М.Бахтин вводит различие между манерой письма Достоевского и Толстого на основании их отношения к смерти[12]. Так, он полагает, что для Толстого авторская монологическая позиция имеет абсолютное преимущество. Автор, скрытый за повествовательной канвой, управляет всем этим миром и имеет в своем распоряжении то, что Бахтин называет смысловым избытком, т. е. возможностью как расширять повествование, так и сокращать, вводя новые причины, логические средства и пр. И это все верно и справедливо. В чем же Бахтин недостаточно точен, так это в убеждении, что Достоевский имеет критически осмысленное отношение к смерти, что он «знает о ней». В отличие от «материальных» пластически и биографически достоверных персонажей Толстого, герои Достоевского представляют собой лишь фикс-идеи, они – не живые и индивидуально характеризуемые лица; естественно, обсуждать их историю жизни (рождение/смерть) нет нужды. Казалось бы Достоевский пишет историю семьи Карамазовых, но это вовсе не история, а сейчас-и-здесь происходящее событие, встреча «братьев», случайная и «роковая», наконец, это развернутый судебный очерк об «убийстве отца детьми», пространный и запутанный.

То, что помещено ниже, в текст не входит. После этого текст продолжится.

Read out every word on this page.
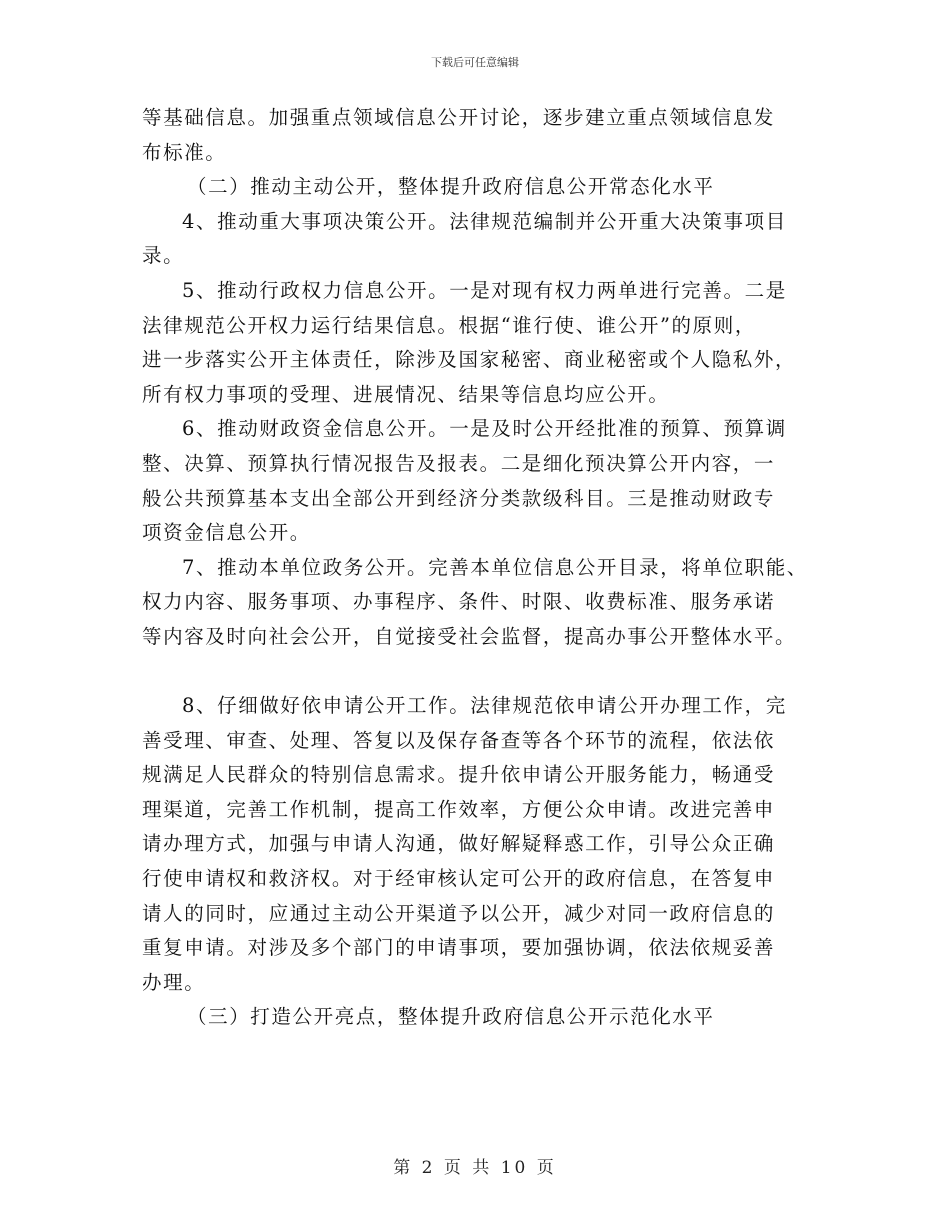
下载后可任意编辑
等基础信息。加强重点领域信息公开讨论，逐步建立重点领域信息发
布标准。
（二）推动主动公开，整体提升政府信息公开常态化水平
4、推动重大事项决策公开。法律规范编制并公开重大决策事项目
录。
5、推动行政权力信息公开。一是对现有权力两单进行完善。二是
法律规范公开权力运行结果信息。根据“谁行使、谁公开”的原则，
进一步落实公开主体责任，除涉及国家秘密、商业秘密或个人隐私外，
所有权力事项的受理、进展情况、结果等信息均应公开。
6、推动财政资金信息公开。一是及时公开经批准的预算、预算调
整、决算、预算执行情况报告及报表。二是细化预决算公开内容，一
般公共预算基本支出全部公开到经济分类款级科目。三是推动财政专
项资金信息公开。
7、推动本单位政务公开。完善本单位信息公开目录，将单位职能、
权力内容、服务事项、办事程序、条件、时限、收费标准、服务承诺
等内容及时向社会公开，自觉接受社会监督，提高办事公开整体水平。
8、仔细做好依申请公开工作。法律规范依申请公开办理工作，完
善受理、审查、处理、答复以及保存备查等各个环节的流程，依法依
规满足人民群众的特别信息需求。提升依申请公开服务能力，畅通受
理渠道，完善工作机制，提高工作效率，方便公众申请。改进完善申
请办理方式，加强与申请人沟通，做好解疑释惑工作，引导公众正确
行使申请权和救济权。对于经审核认定可公开的政府信息，在答复申
请人的同时，应通过主动公开渠道予以公开，减少对同一政府信息的
重复申请。对涉及多个部门的申请事项，要加强协调，依法依规妥善
办理。
（三）打造公开亮点，整体提升政府信息公开示范化水平
第 2 页 共 10 页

При сравнении литератур Толстого и Достоевского следует интерпретировать смерть в двух режимах: как знак-индекс, указывающий на явление моего/твоего тела в своих позах, со своими жестами и физиогномикой, «историей» и т. п., это смерть субъективная, отнесенная к становлению экзистенциально целостной личности. Эту проблематику смерти прекрасно чувствовали М.Пруст и Л.Толстой. Тот же режим, который свойствен литературе Достоевского, скорее ставит под сомнение значение смерти, «у него никто не умирает». А не умирает потому, что ни один персонаж не получил отдельной живой формы, не сложился в границах диалектики отношений моего/твоего тела, внетелесная функция обезличивает, деперсонализует персонажа, утверждает его безразличие к жизни вне выговариваемой идеи (мысли). Персонаж Достоевского пребывает в кратком периоде существования, он живет, пока говорит (подает голос), он не умирает, пока принадлежит тому, что говорится. За звучащими потоками речи, разливающимся по этим обширным белым пространствам, нет ничего, даже самого слабого «я», как нет и «сознания». Бахтин вынужден допустить в качестве равного противника смерти «сознание» (и «самосознание»); оно не может быть завершено, ибо всегда соотнесено с другим, оно не одно. Но Достоевским такого рода терминология не используется, более того, он крайне негативно относился к самому понятию сознания (позже мы вновь вернемся к обсуждению этой проблемы).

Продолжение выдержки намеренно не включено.